Daily round-up: Base metals prices show mixed trends; oil eases as geopolitical risks fade

  • Chile’s copper output drops 12.9%, raising supply concerns
  • China manufacturing PMI offers support, high US interest rates weigh

Base metals on the London Metal Exchange (LME) traded mostly higher on 30 June 2026, with zinc leading gains, rising 2.22% d-o-d to $3,552/t, followed by copper, which advanced 0.72% to $13,375/t. Aluminium and nickel edged lower by 0.06% and 0.15% to $3,086/t and $16,287/t, respectively, while lead posted the steepest decline among the complex, falling 1.00% to $1,875/t. Market sentiment remained mixed as stronger China’s manufacturing PMI supported industrial metals, while expectations of prolonged higher US interest rates limited gains.

On the inventory side, stocks continued to decline across all major base metals. Copper inventories recorded the largest decline, falling 1.00% d-o-d to 333,100 t, followed by zinc, down 0.64% to 120,525 t. Aluminium inventories slipped 0.49% to 305,225 t, while lead and nickel inventories eased 0.15% and 0.14% to 297,000 t and 274,434 t, respectively. The continued drawdown in LME inventories, particularly for copper and aluminium, indicates underlying physical demand remains resilient despite ongoing macroeconomic headwinds.

Domestic market overview

India’s non-ferrous scrap market remained stable on 30 June. Aluminium tense scrap (loose), ex-Delhi, remained unchanged at INR 280,000/t, while ex-Chennai prices were also steady at INR 287,000/t amid subdued domestic trading activity.

Meanwhile, copper armature scrap (Cu 99%), ex-Delhi, remained unchanged at INR 1,200,000/t, reflecting balanced domestic demand despite the recovery in LME copper prices.

Oil prices retreat as geopolitical risk premium fades

Global crude oil prices were mixed on 1st July 2026, with WTI crude declining 0.78% d-o-d to $69.69/bbl, while Brent crude rose 1.01% to $73.14/bbl. Natural gas increased 2.52% to $3.25/MMBtu, while the US dollar index eased 0.04% to 101.28.

Oil prices remained under pressure as easing US-Iran tensions continued to erode the geopolitical risk premium. Brent crude is on track to decline 20% in June and 30.4% for the quarter, its steepest quarterly fall since the 65.5% plunge in Q1 2020, while both Brent and WTI have retreated to pre-conflict levels amid expectations of improving traffic through the Strait of Hormuz.

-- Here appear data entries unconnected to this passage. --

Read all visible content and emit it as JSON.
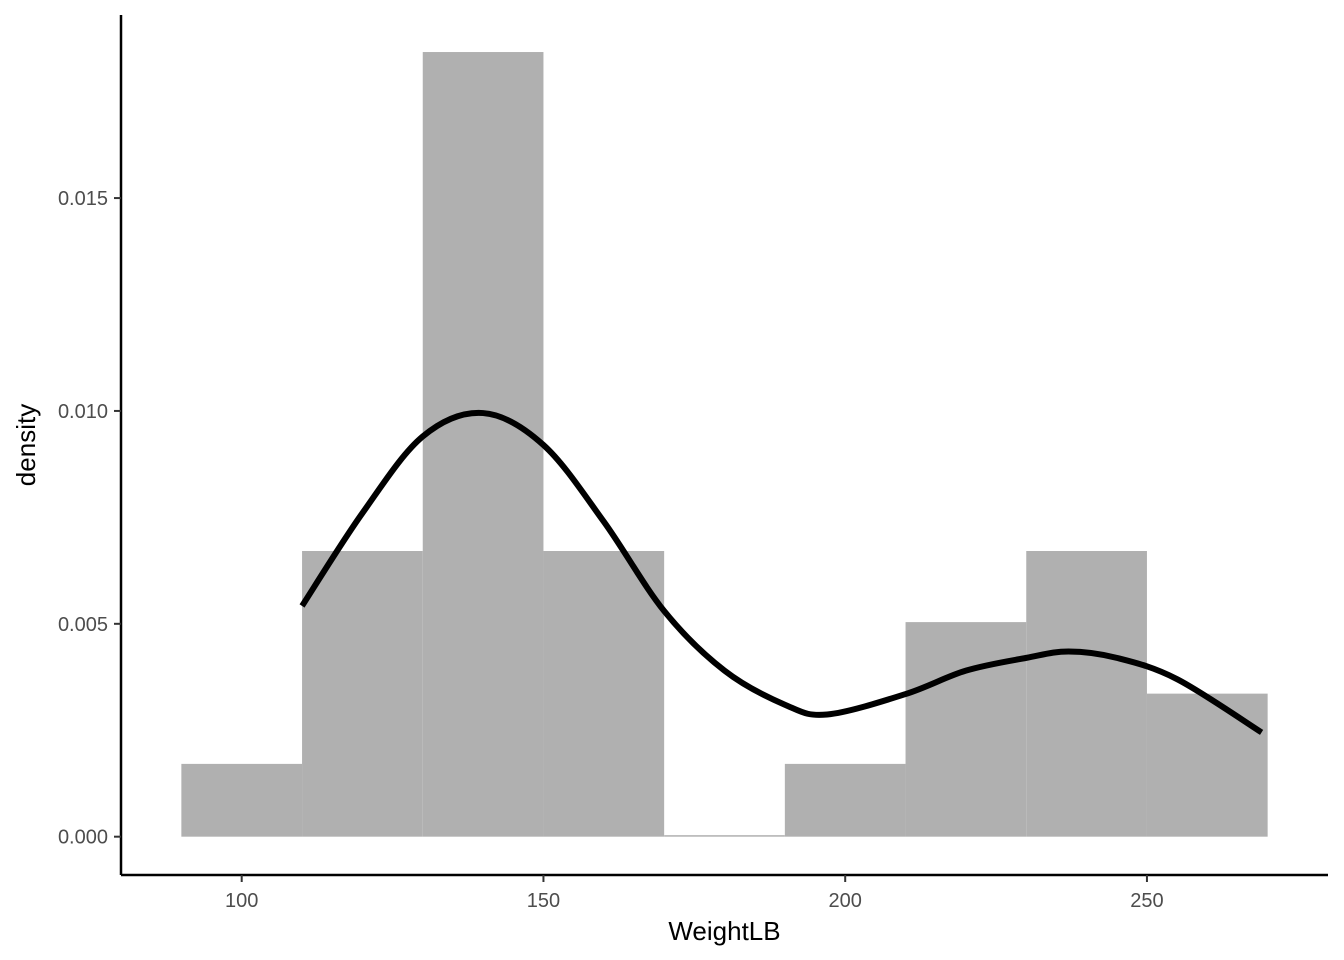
{
  "chart_data": {
    "type": "bar",
    "subtype": "histogram with density curve",
    "title": "",
    "xlabel": "WeightLB",
    "ylabel": "density",
    "xlim": [
      80,
      280
    ],
    "ylim": [
      -0.0009,
      0.0193
    ],
    "x_ticks": [
      100,
      150,
      200,
      250
    ],
    "x_tick_labels": [
      "100",
      "150",
      "200",
      "250"
    ],
    "y_ticks": [
      0.0,
      0.005,
      0.01,
      0.015
    ],
    "y_tick_labels": [
      "0.000",
      "0.005",
      "0.010",
      "0.015"
    ],
    "grid": false,
    "bins": [
      {
        "x_min": 90,
        "x_max": 110,
        "density": 0.00171
      },
      {
        "x_min": 110,
        "x_max": 130,
        "density": 0.00671
      },
      {
        "x_min": 130,
        "x_max": 150,
        "density": 0.01843
      },
      {
        "x_min": 150,
        "x_max": 170,
        "density": 0.00671
      },
      {
        "x_min": 170,
        "x_max": 190,
        "density": 0.0
      },
      {
        "x_min": 190,
        "x_max": 210,
        "density": 0.00171
      },
      {
        "x_min": 210,
        "x_max": 230,
        "density": 0.00504
      },
      {
        "x_min": 230,
        "x_max": 250,
        "density": 0.00671
      },
      {
        "x_min": 250,
        "x_max": 270,
        "density": 0.00336
      }
    ],
    "density_curve": {
      "x": [
        110,
        120,
        130,
        140,
        150,
        160,
        170,
        180,
        190,
        197,
        210,
        220,
        230,
        237,
        245,
        255,
        269
      ],
      "y": [
        0.00542,
        0.0076,
        0.0094,
        0.00995,
        0.0092,
        0.0074,
        0.0053,
        0.0039,
        0.0031,
        0.00287,
        0.00335,
        0.0039,
        0.0042,
        0.00435,
        0.0042,
        0.0037,
        0.00245
      ]
    },
    "colors": {
      "bar_fill": "#b0b0b0",
      "curve": "#000000",
      "axis": "#000000",
      "tick_label": "#4d4d4d"
    }
  }
}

Meanwhile, the American Petroleum Institute (API) estimated that US crude inventories fell by 6 million barrels in the week ended 26 June, extending total draws to 59.4 million barrels over the past 11 weeks. The Strategic Petroleum Reserve (SPR) also declined by 5.5 million barrels to 326 million barrels, its lowest level in over four decades, while US crude production increased to 13.8 million bpd, keeping overall market sentiment cautious despite supportive inventory data.

Other updates

Chile’s copper output declines sharply in May

Chile, the world’s largest copper producer, reported a 13% y-o-y decline in copper production to 0.42 mnt in May, following a 14% drop recorded in April. The country’s Mining Production Index also fell 10.6% y-o-y, driven by lower copper extraction and processing activities, highlighting continued supply-side challenges.

Meanwhile, Chile’s manufacturing output declined 7.2% y-o-y, marking its sharpest contraction since November 2022 and significantly exceeding economists’ expectations of a 2.5% decline. The sustained drop in Chilean copper output is likely to reinforce concerns over tightening global copper supply and could provide underlying support to copper prices in the coming months.

Auto sector accelerates shift towards aluminium wiring

Rising copper prices are accelerating the substitution of copper with aluminium in the automotive industry as manufacturers seek to reduce production costs and vehicle weight. The copper-to-aluminium price ratio has exceeded 4.2, well above the 3.5 threshold at which substitution becomes economically viable, making aluminium an increasingly attractive alternative.

Although aluminium offers only 61% of copper’s electrical conductivity, it costs nearly one-quarter as much and provides significant weight savings. Leading automakers and several Chinese EV manufacturers have expanded the use of aluminium wiring. According to JPMorgan, aluminium substitution could reduce global copper demand by around 2% in 2026, with the impact expected to increase to 6% by 2030.